Phase 1 — Find candidates (3 correctness angles + 3 cleanup angles + 1 altitude angle, up to 6 each)
Run 7 independent finder angles via the Agent tool. Each
surfaces up to 6 candidate findings with file, line, a one-line
summary, and a concrete failure_scenario.
Read every hunk in the diff, line by line. Then Read the enclosing function for
each hunk — bugs in unchanged lines of a touched function are in scope (the PR
re-exposes or fails to fix them). For every line ask: what input, state, timing,
or platform makes this line wrong? Look for inverted/wrong conditions,
off-by-one, null/undefined deref, missing await, falsy-zero checks,
wrong-variable copy-paste, error swallowed in catch, unescaped regex metachars.
For every line the diff DELETES or replaces, name the invariant or behavior it enforced, then search the new code for where that invariant is re-established. If you can't find it, that's a candidate: a removed guard, a dropped error path, a narrowed validation, a deleted test that was covering a real case.
For each function the diff changes, find its callers (Grep for the symbol) and check whether the change breaks any call site: a new precondition, a changed return shape, a new exception, a timing/ordering dependency. Also check callees: does a parallel change in the same PR make a call unsafe?
The angles above hunt for bugs; this one and the next two hunt for cleanup in the changed code. Flag new code that re-implements something the codebase already has — Grep shared/utility modules and files adjacent to the change, and name the existing helper to call instead.

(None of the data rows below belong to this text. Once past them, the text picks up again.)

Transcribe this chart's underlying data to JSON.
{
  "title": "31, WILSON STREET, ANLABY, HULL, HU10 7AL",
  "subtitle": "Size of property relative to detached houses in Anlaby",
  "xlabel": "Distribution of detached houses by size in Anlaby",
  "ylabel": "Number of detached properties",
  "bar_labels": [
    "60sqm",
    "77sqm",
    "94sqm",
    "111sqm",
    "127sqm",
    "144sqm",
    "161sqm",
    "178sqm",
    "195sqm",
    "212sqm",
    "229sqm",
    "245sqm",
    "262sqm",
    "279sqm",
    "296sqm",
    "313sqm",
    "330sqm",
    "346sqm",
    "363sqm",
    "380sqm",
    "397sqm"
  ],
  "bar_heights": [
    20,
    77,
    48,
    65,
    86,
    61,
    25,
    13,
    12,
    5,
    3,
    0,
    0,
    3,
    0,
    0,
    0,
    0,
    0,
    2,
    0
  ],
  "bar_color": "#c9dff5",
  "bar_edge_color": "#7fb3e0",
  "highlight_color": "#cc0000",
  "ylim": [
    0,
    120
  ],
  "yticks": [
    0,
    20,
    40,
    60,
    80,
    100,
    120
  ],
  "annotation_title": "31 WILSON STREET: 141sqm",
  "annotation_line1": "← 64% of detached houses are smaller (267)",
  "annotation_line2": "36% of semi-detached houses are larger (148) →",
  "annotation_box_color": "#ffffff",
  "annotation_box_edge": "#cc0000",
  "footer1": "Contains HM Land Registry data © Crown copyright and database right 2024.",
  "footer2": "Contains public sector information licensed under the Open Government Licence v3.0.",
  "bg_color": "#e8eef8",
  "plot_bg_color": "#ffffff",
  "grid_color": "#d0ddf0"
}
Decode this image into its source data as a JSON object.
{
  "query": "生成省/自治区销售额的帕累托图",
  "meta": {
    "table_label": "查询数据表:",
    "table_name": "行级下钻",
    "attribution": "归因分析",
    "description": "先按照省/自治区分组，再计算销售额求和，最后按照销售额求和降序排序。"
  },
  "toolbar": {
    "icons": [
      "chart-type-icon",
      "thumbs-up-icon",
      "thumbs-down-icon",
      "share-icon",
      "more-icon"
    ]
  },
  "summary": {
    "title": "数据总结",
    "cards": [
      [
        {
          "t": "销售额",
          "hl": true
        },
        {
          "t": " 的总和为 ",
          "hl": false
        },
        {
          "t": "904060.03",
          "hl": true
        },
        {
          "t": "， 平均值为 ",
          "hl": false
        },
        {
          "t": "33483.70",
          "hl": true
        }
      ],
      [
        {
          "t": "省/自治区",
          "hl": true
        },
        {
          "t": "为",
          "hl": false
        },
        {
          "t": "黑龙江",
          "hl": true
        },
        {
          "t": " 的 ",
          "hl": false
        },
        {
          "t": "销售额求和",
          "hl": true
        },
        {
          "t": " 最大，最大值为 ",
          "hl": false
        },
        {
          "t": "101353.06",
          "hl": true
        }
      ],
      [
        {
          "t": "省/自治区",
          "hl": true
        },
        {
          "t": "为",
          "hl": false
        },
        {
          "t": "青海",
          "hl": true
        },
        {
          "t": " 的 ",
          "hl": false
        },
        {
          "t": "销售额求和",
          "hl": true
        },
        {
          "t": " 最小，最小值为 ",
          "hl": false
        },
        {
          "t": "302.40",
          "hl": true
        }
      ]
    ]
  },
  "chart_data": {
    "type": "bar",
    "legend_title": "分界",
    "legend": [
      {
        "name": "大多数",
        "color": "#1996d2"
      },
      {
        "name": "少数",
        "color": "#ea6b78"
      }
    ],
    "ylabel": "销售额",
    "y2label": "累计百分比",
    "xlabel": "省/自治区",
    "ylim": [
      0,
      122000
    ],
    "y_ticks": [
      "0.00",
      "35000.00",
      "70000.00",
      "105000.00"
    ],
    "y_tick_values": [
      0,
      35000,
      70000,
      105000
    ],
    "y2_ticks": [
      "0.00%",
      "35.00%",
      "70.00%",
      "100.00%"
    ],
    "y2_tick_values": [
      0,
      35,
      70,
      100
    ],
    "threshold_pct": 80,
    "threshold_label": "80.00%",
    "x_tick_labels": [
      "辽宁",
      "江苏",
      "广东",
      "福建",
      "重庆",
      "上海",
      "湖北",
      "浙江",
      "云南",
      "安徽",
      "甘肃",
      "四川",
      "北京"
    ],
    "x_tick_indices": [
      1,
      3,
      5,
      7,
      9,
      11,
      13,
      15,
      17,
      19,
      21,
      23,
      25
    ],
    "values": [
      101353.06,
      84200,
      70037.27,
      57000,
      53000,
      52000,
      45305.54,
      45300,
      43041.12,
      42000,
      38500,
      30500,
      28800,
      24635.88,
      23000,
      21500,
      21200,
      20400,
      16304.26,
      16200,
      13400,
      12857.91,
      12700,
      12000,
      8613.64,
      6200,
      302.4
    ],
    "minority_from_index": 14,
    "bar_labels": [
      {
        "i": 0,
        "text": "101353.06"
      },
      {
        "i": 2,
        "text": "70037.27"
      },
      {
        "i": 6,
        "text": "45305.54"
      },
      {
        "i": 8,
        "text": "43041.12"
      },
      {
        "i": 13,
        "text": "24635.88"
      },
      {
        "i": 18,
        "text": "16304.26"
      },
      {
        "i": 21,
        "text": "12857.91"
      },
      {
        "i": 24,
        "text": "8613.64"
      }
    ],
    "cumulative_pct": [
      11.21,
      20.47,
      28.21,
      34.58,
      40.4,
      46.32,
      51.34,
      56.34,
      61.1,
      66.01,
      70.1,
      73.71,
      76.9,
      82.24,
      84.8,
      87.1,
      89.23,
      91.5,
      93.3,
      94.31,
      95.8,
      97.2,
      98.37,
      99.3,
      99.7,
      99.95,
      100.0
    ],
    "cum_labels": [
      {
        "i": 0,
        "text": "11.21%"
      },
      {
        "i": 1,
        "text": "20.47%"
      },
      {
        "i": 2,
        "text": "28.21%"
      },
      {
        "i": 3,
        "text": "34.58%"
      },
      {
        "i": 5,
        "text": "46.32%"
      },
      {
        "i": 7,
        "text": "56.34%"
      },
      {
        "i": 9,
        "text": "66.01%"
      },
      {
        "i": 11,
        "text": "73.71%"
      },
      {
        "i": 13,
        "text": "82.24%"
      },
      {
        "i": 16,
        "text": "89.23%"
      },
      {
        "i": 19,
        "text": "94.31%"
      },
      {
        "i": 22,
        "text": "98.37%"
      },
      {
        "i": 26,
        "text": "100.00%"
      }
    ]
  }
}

Flag unnecessary complexity the diff adds: redundant or derivable state, copy-paste with slight variation, deep nesting, dead code left behind. Name the simpler form that does the same job.
Flag wasted work the diff introduces: redundant computation or repeated I/O, independent operations run sequentially, blocking work added to startup or hot paths. Name the cheaper alternative.
Check that each change is implemented at the right depth, not as a fragile bandaid. Special cases layered on shared infrastructure are a sign the fix isn't deep enough — prefer generalizing the underlying mechanism over adding special cases.
Cleanup and altitude candidates use the same file/line/summary shape; in
failure_scenario, state the concrete cost (what is duplicated, wasted, or
harder to maintain) instead of a crash. Correctness bugs always outrank
cleanup and altitude findings when the output cap forces a cut.
Pass every candidate with a nameable failure scenario through — finders that silently drop half-believed candidates bypass the verify step and are the dominant cause of misses.
Dedup near-duplicates (same defect, same location, same reason → keep one). For each remaining candidate, run one verifier via the Agent tool: give it the diff, the relevant file(s), and the candidate; it returns exactly one of CONFIRMED / PLAUSIBLE / REFUTED.
PLAUSIBLE by default — do not refute a candidate for being "speculative" or "depends on runtime state" when the state is realistic: concurrency races, nil/undefined on a rare-but-reachable path (error handler, cold cache, missing optional field), falsy-zero treated as missing, off-by-one on a boundary the code does not exclude, retry storms / partial failures, regex/allowlist that lost an anchor. These are PLAUSIBLE.
REFUTED only when constructible from the code: factually wrong (quote the actual line); provably impossible (type/constant/invariant — show it); already handled in this diff (cite the guard); or pure style with no observable effect.
Keep CONFIRMED and PLAUSIBLE. Drop REFUTED.
Return findings as a JSON array of at most 10 objects:
[
{
"file": "path/to/file.ext",
"line": 123,
"summary": "one-sentence statement of the bug",
"failure_scenario": "concrete inputs/state → wrong output/crash"
}
]Ranked most-severe first. If more than 10 survive, keep the 10 most
severe. If nothing survives verification, return [].